Die FOTA hatte bereits am 5. März in Genf erklärt, Brawn nach Kräften unterstützen zu wollen, und auch Ecclestone hatte gegen die Namensänderung nichts einzuwenden, hört man. Das Problem war jedoch, dass Chassis und Motor bei der FIA laut provisorischer Nennliste jeweils als Honda gemeldet worden waren, sodass Brawn nur als "new Entry" gehandhabt werden konnte, wie uns von gut informierten Quellen zugetragen wurde.

"Die FIA hat entschieden, dass wir ein neues Team sind. Ich verstehe die Gründe für diese Entscheidung und respektiere das", sagt Brawn. Ob neues Team oder nicht, ist dem Briten auch grundsätzlich egal, doch der Verlust eines Teils der FOM-Gelder tut weh. Letztendlich war Ecclestone derjenige, der mit Recht keine Notwendigkeit sah, diese auszuzahlen.

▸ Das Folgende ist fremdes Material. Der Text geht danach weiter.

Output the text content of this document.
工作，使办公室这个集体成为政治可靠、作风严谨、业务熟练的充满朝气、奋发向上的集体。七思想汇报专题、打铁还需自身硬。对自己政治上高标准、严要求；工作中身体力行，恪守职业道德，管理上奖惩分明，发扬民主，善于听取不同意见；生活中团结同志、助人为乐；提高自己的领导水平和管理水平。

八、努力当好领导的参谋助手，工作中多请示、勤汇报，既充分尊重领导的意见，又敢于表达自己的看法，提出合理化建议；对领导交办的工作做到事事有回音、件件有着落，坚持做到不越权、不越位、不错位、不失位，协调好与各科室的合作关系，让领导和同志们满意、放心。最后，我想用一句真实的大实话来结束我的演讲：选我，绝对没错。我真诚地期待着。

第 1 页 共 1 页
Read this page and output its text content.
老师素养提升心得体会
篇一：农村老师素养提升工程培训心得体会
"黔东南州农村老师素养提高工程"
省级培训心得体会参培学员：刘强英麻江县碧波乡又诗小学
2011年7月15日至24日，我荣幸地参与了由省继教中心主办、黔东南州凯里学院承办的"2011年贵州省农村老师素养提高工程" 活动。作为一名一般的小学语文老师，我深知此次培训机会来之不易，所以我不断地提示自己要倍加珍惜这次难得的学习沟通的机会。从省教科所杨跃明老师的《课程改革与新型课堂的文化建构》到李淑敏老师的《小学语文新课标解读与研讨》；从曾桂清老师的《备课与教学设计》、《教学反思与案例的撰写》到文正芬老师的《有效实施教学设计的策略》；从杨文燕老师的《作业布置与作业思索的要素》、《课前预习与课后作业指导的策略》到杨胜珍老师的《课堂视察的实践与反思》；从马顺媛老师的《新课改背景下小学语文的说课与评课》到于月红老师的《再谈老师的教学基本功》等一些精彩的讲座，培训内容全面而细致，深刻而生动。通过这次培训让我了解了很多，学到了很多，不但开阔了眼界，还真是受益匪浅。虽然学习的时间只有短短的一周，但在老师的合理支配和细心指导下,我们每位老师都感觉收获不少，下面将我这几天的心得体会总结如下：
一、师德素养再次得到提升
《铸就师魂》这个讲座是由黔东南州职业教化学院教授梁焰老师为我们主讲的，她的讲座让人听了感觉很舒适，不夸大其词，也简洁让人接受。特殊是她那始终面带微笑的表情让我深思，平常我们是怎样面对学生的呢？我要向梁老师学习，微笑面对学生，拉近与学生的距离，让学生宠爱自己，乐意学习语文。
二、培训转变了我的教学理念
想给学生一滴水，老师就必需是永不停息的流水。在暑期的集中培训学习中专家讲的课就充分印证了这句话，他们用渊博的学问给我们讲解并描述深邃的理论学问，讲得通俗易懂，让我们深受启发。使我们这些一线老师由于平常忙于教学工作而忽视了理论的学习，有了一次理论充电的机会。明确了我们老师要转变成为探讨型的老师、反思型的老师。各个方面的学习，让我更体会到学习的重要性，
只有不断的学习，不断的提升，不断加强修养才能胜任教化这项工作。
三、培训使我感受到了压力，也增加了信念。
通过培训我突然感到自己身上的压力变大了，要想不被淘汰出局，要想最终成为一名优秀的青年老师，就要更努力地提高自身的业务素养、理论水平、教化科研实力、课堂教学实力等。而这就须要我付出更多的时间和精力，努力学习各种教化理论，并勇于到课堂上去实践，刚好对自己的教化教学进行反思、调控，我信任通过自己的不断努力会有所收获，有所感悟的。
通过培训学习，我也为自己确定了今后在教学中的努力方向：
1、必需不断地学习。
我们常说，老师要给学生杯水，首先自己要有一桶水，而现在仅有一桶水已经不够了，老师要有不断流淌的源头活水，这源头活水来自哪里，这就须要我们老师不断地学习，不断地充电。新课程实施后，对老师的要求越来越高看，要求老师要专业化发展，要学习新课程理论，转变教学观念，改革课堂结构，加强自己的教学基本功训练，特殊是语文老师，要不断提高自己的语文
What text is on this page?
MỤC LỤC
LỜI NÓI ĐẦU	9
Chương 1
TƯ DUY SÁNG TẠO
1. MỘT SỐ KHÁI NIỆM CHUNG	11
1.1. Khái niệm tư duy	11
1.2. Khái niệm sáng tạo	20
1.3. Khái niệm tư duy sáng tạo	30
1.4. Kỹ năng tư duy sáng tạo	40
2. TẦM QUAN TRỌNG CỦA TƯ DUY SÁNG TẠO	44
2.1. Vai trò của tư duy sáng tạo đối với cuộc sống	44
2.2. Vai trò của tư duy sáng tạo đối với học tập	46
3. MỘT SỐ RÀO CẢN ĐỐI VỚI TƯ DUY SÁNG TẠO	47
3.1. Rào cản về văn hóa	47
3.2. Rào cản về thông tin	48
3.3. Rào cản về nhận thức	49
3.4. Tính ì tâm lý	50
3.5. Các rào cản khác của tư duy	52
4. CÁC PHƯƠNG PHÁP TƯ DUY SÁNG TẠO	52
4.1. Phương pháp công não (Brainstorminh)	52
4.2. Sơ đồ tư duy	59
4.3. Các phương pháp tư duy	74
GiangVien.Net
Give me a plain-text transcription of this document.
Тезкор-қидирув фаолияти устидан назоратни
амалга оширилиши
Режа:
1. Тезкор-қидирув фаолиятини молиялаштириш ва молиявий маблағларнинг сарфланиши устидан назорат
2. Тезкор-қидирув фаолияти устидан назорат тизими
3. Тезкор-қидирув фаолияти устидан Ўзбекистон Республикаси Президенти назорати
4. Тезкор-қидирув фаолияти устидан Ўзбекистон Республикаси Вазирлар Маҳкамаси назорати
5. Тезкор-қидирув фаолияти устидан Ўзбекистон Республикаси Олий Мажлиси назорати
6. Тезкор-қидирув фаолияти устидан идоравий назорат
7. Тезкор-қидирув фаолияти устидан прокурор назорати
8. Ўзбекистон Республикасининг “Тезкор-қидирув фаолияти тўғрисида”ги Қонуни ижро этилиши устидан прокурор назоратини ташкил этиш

Doch das bedeutet nicht, dass Brawn gar nichts bekommt.

Denn in Australien und Malaysia wurde gemunkelt, dass anscheinend ein neues Arrangement für die Einnahmenbeteiligung neuer Teams getroffen werden soll. Dieses Arrangement sieht eine Finanzspritze in zweistelliger Millionenhöhe vor sowie eine begrenzte Fracht- und Reisekostenübernahme bei den Überseerennen. Das 48-Millionen-Dollar-Depot, das bis vor einigen Jahren bei der FIA zu hinterlegen war, gibt es nicht mehr.